Oysa bu işbirliği, üstelik iktidar tarafından stratejik düzeye çıkarılmadığı ve ilk günden itibaren Batı’yla pazarlık kartı olarak kullanıldığı halde, Türk dış politikasına büyük kazanç alanı açtı: Türk-Rus işbirliği, Suriye’nin parçalanmasını önleyici faktör oldu. ABD-İsrail hedefi gerçekleşse ve Suriye parçalansa bundan en olumsuz etkilenecek ülke Türkiye olacaktı. Türk-Rus işbirliği, Karabağ sorununa adil çözüm getirdi; Bakû’nun önünü açtı, işgal altındaki topraklarını kurtarma sürecinde ilerlemesini kolaylaştırdı.

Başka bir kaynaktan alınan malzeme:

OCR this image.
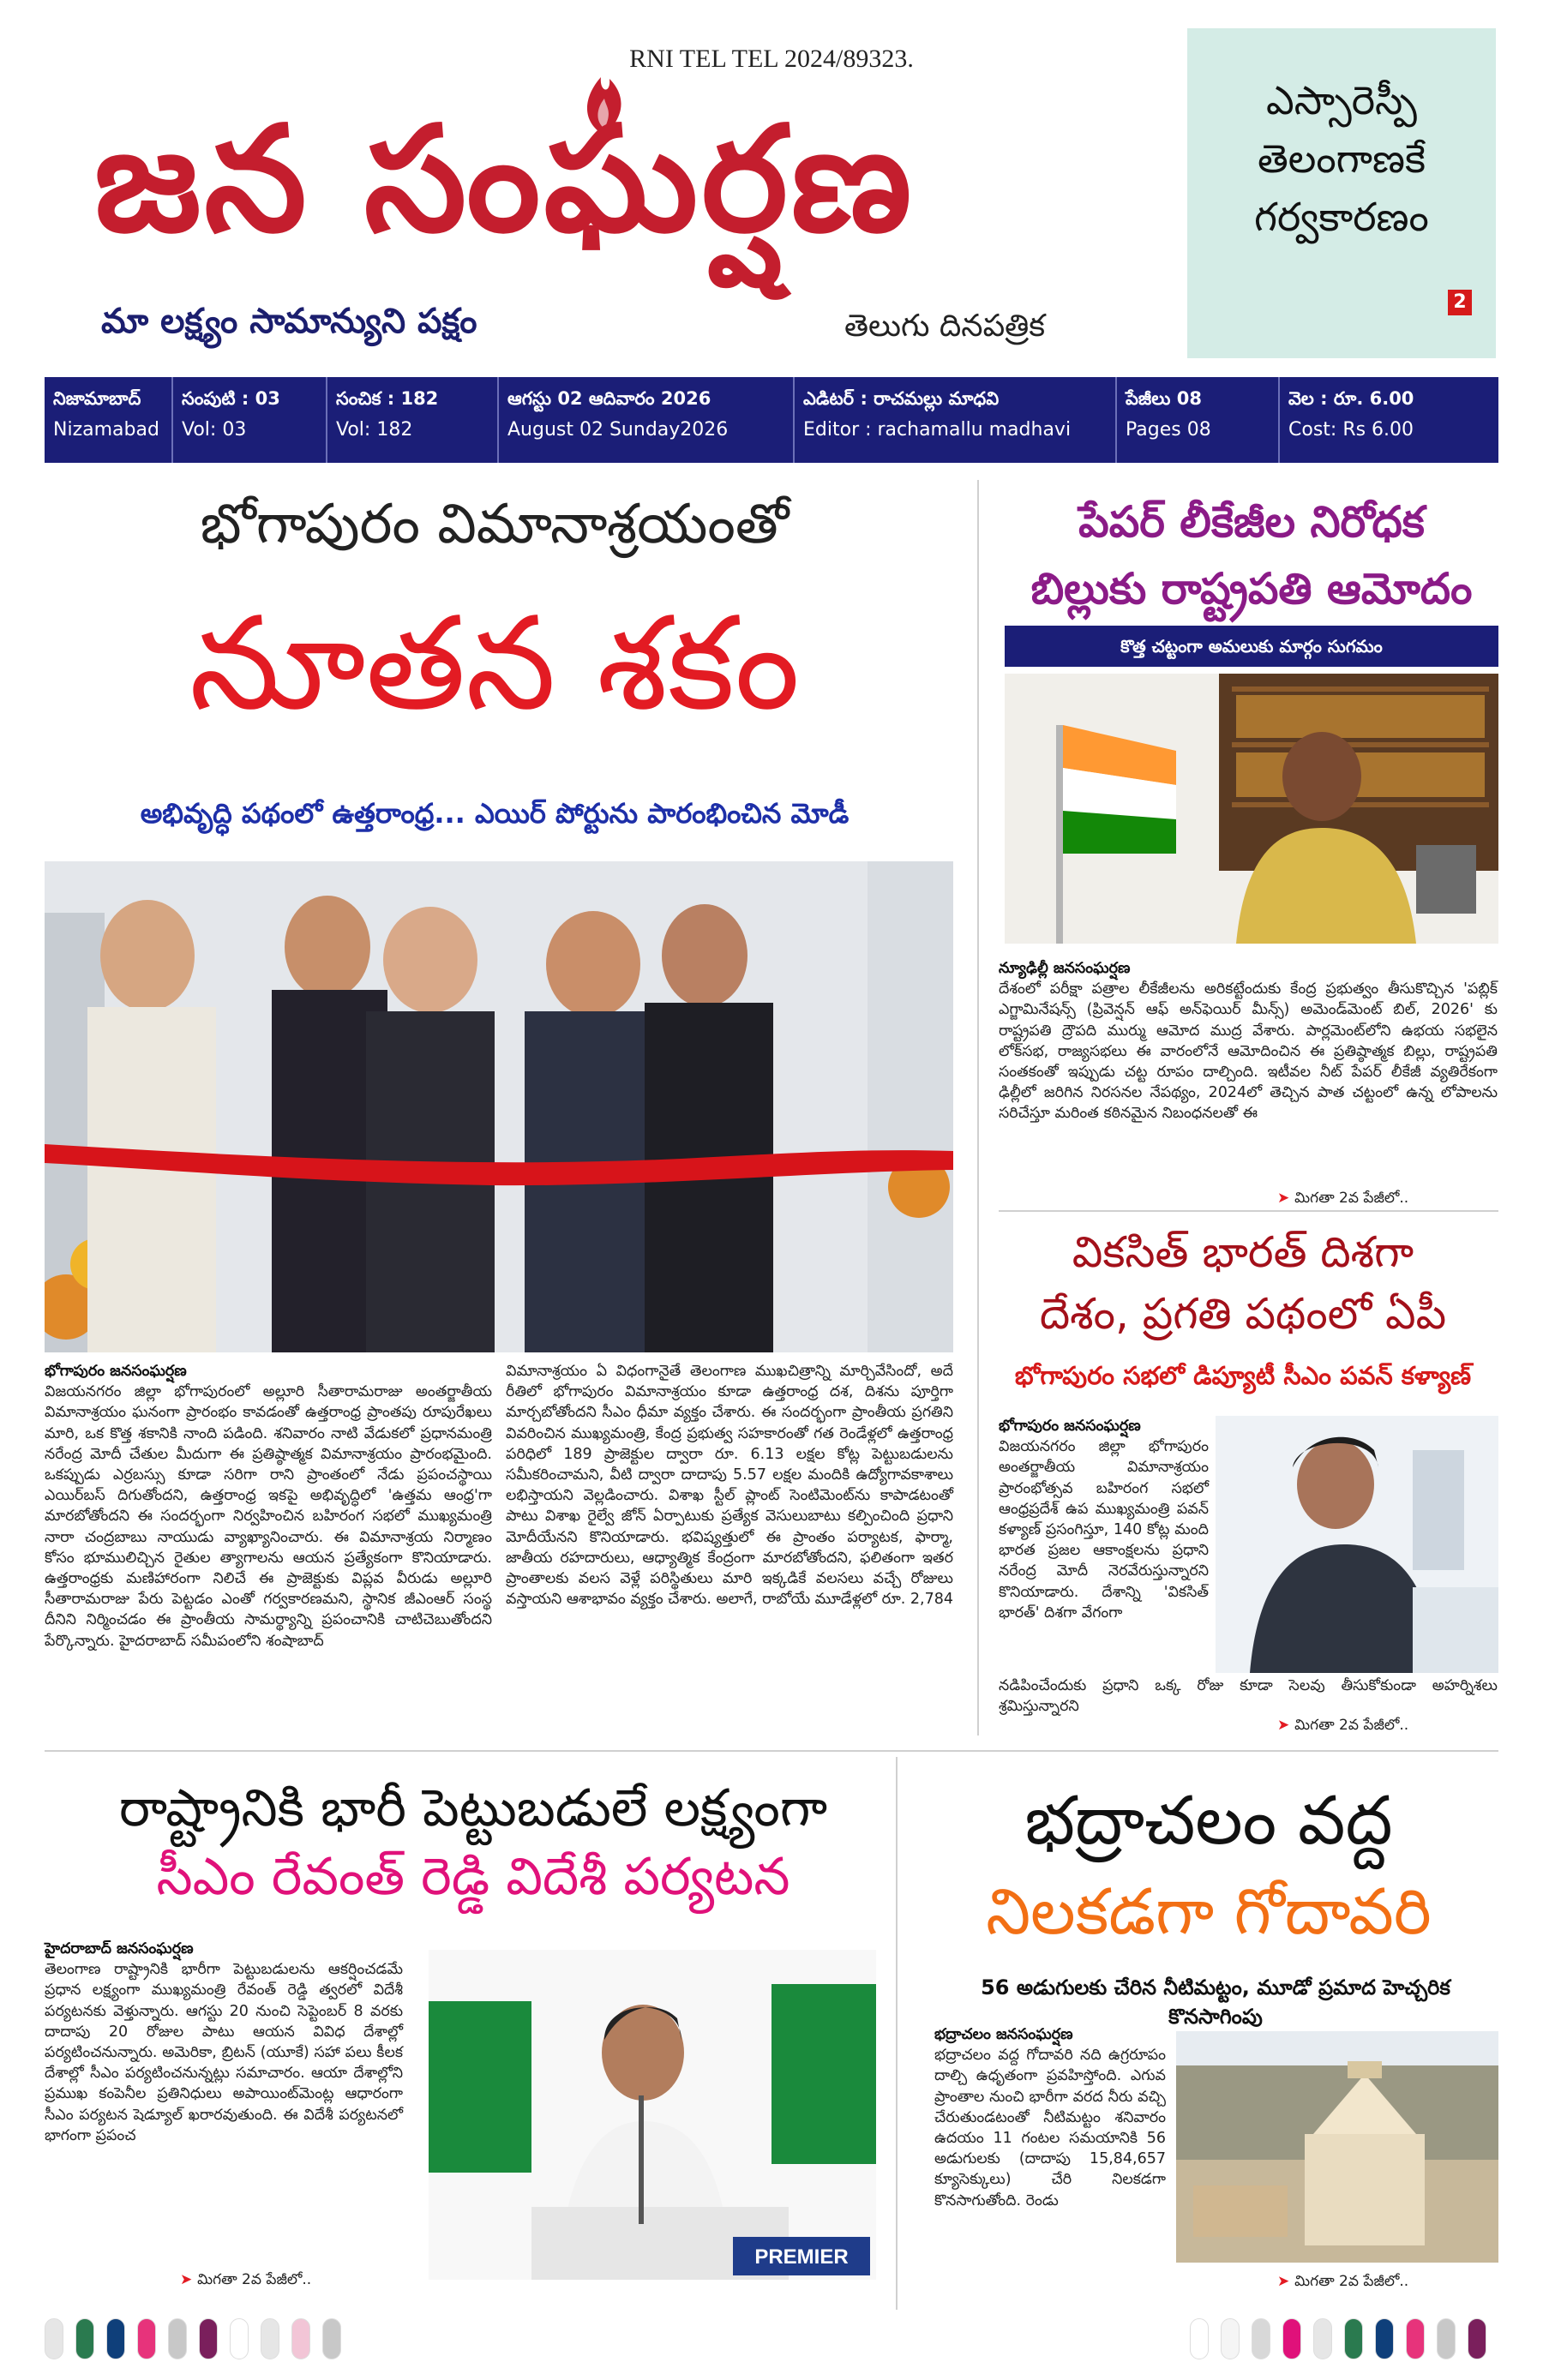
RNI TEL TEL 2024/89323.
జన సంఘర్షణ
మా లక్ష్యం సామాన్యుని పక్షం	తెలుగు దినపత్రిక
ఎస్సారెస్పీ
తెలంగాణకే
గర్వకారణం
2
నిజామాబాద్
Nizamabad
సంపుటి : 03
Vol: 03
సంచిక : 182
Vol: 182
ఆగస్టు 02 ఆదివారం 2026
August 02 Sunday2026
ఎడిటర్ : రాచమల్లు మాధవి
Editor : rachamallu madhavi
పేజీలు 08
Pages 08
వెల : రూ. 6.00
Cost: Rs 6.00
భోగాపురం విమానాశ్రయంతో
నూతన శకం
అభివృద్ధి పథంలో ఉత్తరాంధ్ర... ఎయిర్ పోర్టును పారంభించిన మోడీ
భోగాపురం జనసంఘర్షణ
విజయనగరం జిల్లా భోగాపురంలో అల్లూరి సీతారామరాజు అంతర్జాతీయ విమానాశ్రయం ఘనంగా ప్రారంభం కావడంతో ఉత్తరాంధ్ర ప్రాంతపు రూపురేఖలు మారి, ఒక కొత్త శకానికి నాంది పడింది. శనివారం నాటి వేడుకలో ప్రధానమంత్రి నరేంద్ర మోదీ చేతుల మీదుగా ఈ ప్రతిష్ఠాత్మక విమానాశ్రయం ప్రారంభమైంది. ఒకప్పుడు ఎర్రబస్సు కూడా సరిగా రాని ప్రాంతంలో నేడు ప్రపంచస్థాయి ఎయిర్‌బస్ దిగుతోందని, ఉత్తరాంధ్ర ఇకపై అభివృద్ధిలో 'ఉత్తమ ఆంధ్ర'గా మారబోతోందని ఈ సందర్భంగా నిర్వహించిన బహిరంగ సభలో ముఖ్యమంత్రి నారా చంద్రబాబు నాయుడు వ్యాఖ్యానించారు. ఈ విమానాశ్రయ నిర్మాణం కోసం భూములిచ్చిన రైతుల త్యాగాలను ఆయన ప్రత్యేకంగా కొనియాడారు. ఉత్తరాంధ్రకు మణిహారంగా నిలిచే ఈ ప్రాజెక్టుకు విప్లవ వీరుడు అల్లూరి సీతారామరాజు పేరు పెట్టడం ఎంతో గర్వకారణమని, స్థానిక జీఎంఆర్ సంస్థ దీనిని నిర్మించడం ఈ ప్రాంతీయ సామర్థ్యాన్ని ప్రపంచానికి చాటిచెబుతోందని పేర్కొన్నారు. హైదరాబాద్ సమీపంలోని శంషాబాద్
విమానాశ్రయం ఏ విధంగానైతే తెలంగాణ ముఖచిత్రాన్ని మార్చివేసిందో, అదే రీతిలో భోగాపురం విమానాశ్రయం కూడా ఉత్తరాంధ్ర దశ, దిశను పూర్తిగా మార్చబోతోందని సీఎం ధీమా వ్యక్తం చేశారు. ఈ సందర్భంగా ప్రాంతీయ ప్రగతిని వివరించిన ముఖ్యమంత్రి, కేంద్ర ప్రభుత్వ సహకారంతో గత రెండేళ్లలో ఉత్తరాంధ్ర పరిధిలో 189 ప్రాజెక్టుల ద్వారా రూ. 6.13 లక్షల కోట్ల పెట్టుబడులను సమీకరించామని, వీటి ద్వారా దాదాపు 5.57 లక్షల మందికి ఉద్యోగావకాశాలు లభిస్తాయని వెల్లడించారు. విశాఖ స్టీల్ ప్లాంట్ సెంటిమెంట్‌ను కాపాడటంతో పాటు విశాఖ రైల్వే జోన్ ఏర్పాటుకు ప్రత్యేక వెసులుబాటు కల్పించింది ప్రధాని మోదీయేనని కొనియాడారు. భవిష్యత్తులో ఈ ప్రాంతం పర్యాటక, ఫార్మా, జాతీయ రహదారులు, ఆధ్యాత్మిక కేంద్రంగా మారబోతోందని, ఫలితంగా ఇతర ప్రాంతాలకు వలస వెళ్లే పరిస్థితులు మారి ఇక్కడికే వలసలు వచ్చే రోజులు వస్తాయని ఆశాభావం వ్యక్తం చేశారు. అలాగే, రాబోయే మూడేళ్లలో రూ. 2,784
పేపర్ లీకేజీల నిరోధక
బిల్లుకు రాష్ట్రపతి ఆమోదం
కొత్త చట్టంగా అమలుకు మార్గం సుగమం
న్యూఢిల్లీ జనసంఘర్షణ
దేశంలో పరీక్షా పత్రాల లీకేజీలను అరికట్టేందుకు కేంద్ర ప్రభుత్వం తీసుకొచ్చిన 'పబ్లిక్ ఎగ్జామినేషన్స్ (ప్రివెన్షన్ ఆఫ్ అన్‌ఫెయిర్ మీన్స్) అమెండ్‌మెంట్ బిల్, 2026' కు రాష్ట్రపతి ద్రౌపది ముర్ము ఆమోద ముద్ర వేశారు. పార్లమెంట్‌లోని ఉభయ సభలైన లోక్‌సభ, రాజ్యసభలు ఈ వారంలోనే ఆమోదించిన ఈ ప్రతిష్ఠాత్మక బిల్లు, రాష్ట్రపతి సంతకంతో ఇప్పుడు చట్ట రూపం దాల్చింది. ఇటీవల నీట్ పేపర్ లీకేజీ వ్యతిరేకంగా ఢిల్లీలో జరిగిన నిరసనల నేపథ్యం, 2024లో తెచ్చిన పాత చట్టంలో ఉన్న లోపాలను సరిచేస్తూ మరింత కఠినమైన నిబంధనలతో ఈ
➤ మిగతా 2వ పేజీలో..
వికసిత్ భారత్ దిశగా
దేశం, ప్రగతి పథంలో ఏపీ
భోగాపురం సభలో డిప్యూటీ సీఎం పవన్ కళ్యాణ్
భోగాపురం జనసంఘర్షణ
విజయనగరం జిల్లా భోగాపురం అంతర్జాతీయ విమానాశ్రయం ప్రారంభోత్సవ బహిరంగ సభలో ఆంధ్రప్రదేశ్ ఉప ముఖ్యమంత్రి పవన్ కళ్యాణ్ ప్రసంగిస్తూ, 140 కోట్ల మంది భారత ప్రజల ఆకాంక్షలను ప్రధాని నరేంద్ర మోదీ నెరవేరుస్తున్నారని కొనియాడారు. దేశాన్ని 'వికసిత్ భారత్' దిశగా వేగంగా
నడిపించేందుకు ప్రధాని ఒక్క రోజు కూడా సెలవు తీసుకోకుండా అహర్నిశలు శ్రమిస్తున్నారని
➤ మిగతా 2వ పేజీలో..
రాష్ట్రానికి భారీ పెట్టుబడులే లక్ష్యంగా
సీఎం రేవంత్ రెడ్డి విదేశీ పర్యటన
హైదరాబాద్ జనసంఘర్షణ
తెలంగాణ రాష్ట్రానికి భారీగా పెట్టుబడులను ఆకర్షించడమే ప్రధాన లక్ష్యంగా ముఖ్యమంత్రి రేవంత్ రెడ్డి త్వరలో విదేశీ పర్యటనకు వెళ్తున్నారు. ఆగస్టు 20 నుంచి సెప్టెంబర్ 8 వరకు దాదాపు 20 రోజుల పాటు ఆయన వివిధ దేశాల్లో పర్యటించనున్నారు. అమెరికా, బ్రిటన్ (యూకే) సహా పలు కీలక దేశాల్లో సీఎం పర్యటించనున్నట్లు సమాచారం. ఆయా దేశాల్లోని ప్రముఖ కంపెనీల ప్రతినిధులు అపాయింట్‌మెంట్ల ఆధారంగా సీఎం పర్యటన షెడ్యూల్ ఖరారవుతుంది. ఈ విదేశీ పర్యటనలో భాగంగా ప్రపంచ
PREMIER
➤ మిగతా 2వ పేజీలో..
భద్రాచలం వద్ద
నిలకడగా గోదావరి
56 అడుగులకు చేరిన నీటిమట్టం, మూడో ప్రమాద హెచ్చరిక కొనసాగింపు
భద్రాచలం జనసంఘర్షణ
భద్రాచలం వద్ద గోదావరి నది ఉగ్రరూపం దాల్చి ఉధృతంగా ప్రవహిస్తోంది. ఎగువ ప్రాంతాల నుంచి భారీగా వరద నీరు వచ్చి చేరుతుండటంతో నీటిమట్టం శనివారం ఉదయం 11 గంటల సమయానికి 56 అడుగులకు (దాదాపు 15,84,657 క్యూసెక్కులు) చేరి నిలకడగా కొనసాగుతోంది. రెండు
➤ మిగతా 2వ పేజీలో..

YENİ SOĞUK SAVAŞ’IN SONUCU BELLİ

Türk-Amerikan işbirliği 70 yılda Türkiye’nin tek bir dış politikasının önünü açmamışken beş yıllık Türk-Rus işbirliğinin kazançları ortadadır. Dahası bu 70 yılda bırakın önünü açmayı, ABD, Kıbrıs’tan başlayarak pek çok alanda Türkiye’nin karşısında konumlandı.

ABD-Rusya mücadelesinden yararlanma ve bunu Türkiye’nin ABD ve NATO nezdinde değerini yükseltme fırsatı olarak kullanma çizgisi, Türkiye’nin ulusal ve bölgesel çıkarlarına aykırı bir çizgidir. Türkiye, tersine Rusya ile işbirliğini bölge çıkarları gereği daha da derinleştirmeli ve en önemlisi, Körfez - İsrail - Ermenistan normalleşmesinden önce Suriye ile normalleşmelidir.

ABD-Rusya cepheleşmesi, daha geniş perspektifte ABD - Çin/Rusya cepheleşmesidir. Çok kontrollü dış politikasıyla bilinen Çin’in bu hafta Suriye ile Deniz İpek Yolu anlaşması yapması, Pekin’in bu cepheleşmede sonucu nasıl gördüğünü yeterince iyi anlatmaktadır.

21. yüzyılın ikinci çeyreğinde sertleşecek küresel mücadelede doğru tarafta kalabilmek kritik önemdedir!